Comercialmente, a empresa deverá continuar a apostar na diáspora nos Estados
Unidos da América e no Canadá e, em simultâneo, expandir a promoção do Destino
Açores aos americanos e canadianos amantes do turismo de aventura e natureza;
os Estados Unidos e o Canadá são os principais mercados emissores de turistas
para este tipo de destinos, mais de 40% de todo o volume mundial. Na operação
Açores-Continente, os A320 deverão ser posicionados principalmente nas rotas
não liberalizadas, Horta, Pico e Santa Maria, pois são estas as que conferem a
protecção contra as guerras comerciais com as Low Cost; em Ponta Delgada e na
Terceira, os A320 deverão ser agentes reguladores do mercado, não permitindo
aumentos desmesurados das tarifas e garantindo as frequências necessárias a uma
boa qualidade de serviço.
A actual
estrutura de custos da SATA, não permite encarar de forma positiva, a livre
concorrência com as Low Cost. Quando a empresa decidiu entrar numa guerra
dessas no Funchal, aquando da liberalização das ligações aéreas para o
arquipélago da Madeira, perdeu muitos milhões de euros e foi obrigada a
abandonar uma operação consolidada há muito anos. A SATA Gestão de Aeródromos
deverá expandir os seus serviços para outros mercados, com aeroportos
semelhantes àqueles que opera nos Açores, fornecendo serviços de engenharia ou
mesmo, contratualizando concessões de gestão e operações de handling.
A enorme
experiência dos quadros da empresa e os elevados níveis de qualidade praticados
nos aeroportos dos Açores, capacitam a empresa para vencer em novos mercados.
O Centro de
Formação de Santa Maria deverá expandir as suas sessões de treino e formação a
alunos externos, numa altura em que se sabe que o mercado mundial está em
franca expansão, pois vai necessitar de formar milhares de tripulações nos
próximos 30 anos; só para pilotos, os diversos analistas mundiais do sector apontam
para a necessidade de formar mais de 600 mil novos profissionais.
Por tudo o
exposto acima, acredito que a solução não passa pela entrada de capital
privado, ou pelo despedimento em massa de quadros; essa é a receita, de efeito
duvidoso, daqueles a quem faltam ideias e verdadeiras soluções. O Quadro de
Pessoal da SATA é muito especializado, levou muitos e muitos anos a formar, e
será, todo ele, necessário para implementar uma estratégia de sucesso e
executar a necessária reestruturação do grupo.
A SATA pode
voltar a ser uma empresa de referência de aviação nos Açores e em Portugal.

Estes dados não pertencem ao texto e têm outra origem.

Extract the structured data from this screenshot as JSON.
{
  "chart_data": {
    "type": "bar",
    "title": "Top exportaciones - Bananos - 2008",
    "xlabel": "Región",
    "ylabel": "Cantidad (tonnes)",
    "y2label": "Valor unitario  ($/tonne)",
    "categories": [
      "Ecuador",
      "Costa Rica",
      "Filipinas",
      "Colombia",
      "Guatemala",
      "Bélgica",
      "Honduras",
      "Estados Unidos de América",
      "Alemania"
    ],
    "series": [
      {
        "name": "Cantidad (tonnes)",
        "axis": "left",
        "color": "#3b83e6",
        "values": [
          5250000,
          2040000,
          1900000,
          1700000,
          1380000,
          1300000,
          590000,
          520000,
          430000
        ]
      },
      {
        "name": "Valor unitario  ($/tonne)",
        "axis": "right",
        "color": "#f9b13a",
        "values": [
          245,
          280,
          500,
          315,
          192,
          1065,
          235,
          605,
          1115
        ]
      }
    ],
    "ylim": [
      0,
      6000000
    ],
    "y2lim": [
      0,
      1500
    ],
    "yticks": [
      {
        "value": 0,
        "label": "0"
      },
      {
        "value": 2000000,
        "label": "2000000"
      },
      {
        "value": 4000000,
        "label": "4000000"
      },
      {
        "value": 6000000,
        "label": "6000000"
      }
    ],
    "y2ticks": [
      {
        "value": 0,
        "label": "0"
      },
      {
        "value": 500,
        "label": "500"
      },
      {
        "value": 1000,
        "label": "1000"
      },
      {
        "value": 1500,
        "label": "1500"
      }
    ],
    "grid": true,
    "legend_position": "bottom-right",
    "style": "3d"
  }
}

Para tal, é necessário que o actual accionista tome as necessárias medidas para
a reestruturar profundamente. Deverá fazê-lo quanto antes, pois o mercado e os
concorrentes não esperam e a situação da empresa degrada-se cada vez mais, a
cada dia que passa. Não é com reuniões “Tupperware”, que mais não vão trazer do
que aquilo que todos já sabem há muito e muito tempo, que serão encontradas as
soluções. É com acções sérias e concretas, promovidas e implementadas pelo
accionista, que a SATA poderá voltar a ser uma empresa de sucesso.
*Ex-Director Regional dos
Transportes Aéreos e Marítimo
Jornal Diário dos Açores Edição de 29 de Agosto de 2017
Jornal Diário Insular Edição de 1 de Setembro de 2017
1 comentário:
Desconheço o senhor em questão no entanto ao seu comentário ou artigo, estranho sobretudo a falta de comentários, ou resposta a rebater. Sem dúvida mencionou dados importantes e verdadeiros e que embora se queiram esconder, são bem conhecidos. A SATA Internacional agora Azores Airlines iniciou-se com as "pulitiquices" e esse facto nada tem a ver com resultados económicos . A aquisição de aviões, decididas a belo prazer e interesse tal como os submarinos ,helicópteros e quejandos trouxeram fama aos governantes pela sua seriedade , desde o 25 de Abril. A realidade é que o País está a saque ocupando os estrangeiros o lugar dos nacionais pela falha propositada do sistema "pulítico" por eles (estrangeiros) fomentada na tal revolução de cordel.A ocupação económica é evidente e não necessita de soldados ocupantes como os alemães fizeram erradamente na Segunda Guerra Mundial. A "Resistance" fez o que os árabes fazem agora em desespêro de causa. Em suma,gostei de ler !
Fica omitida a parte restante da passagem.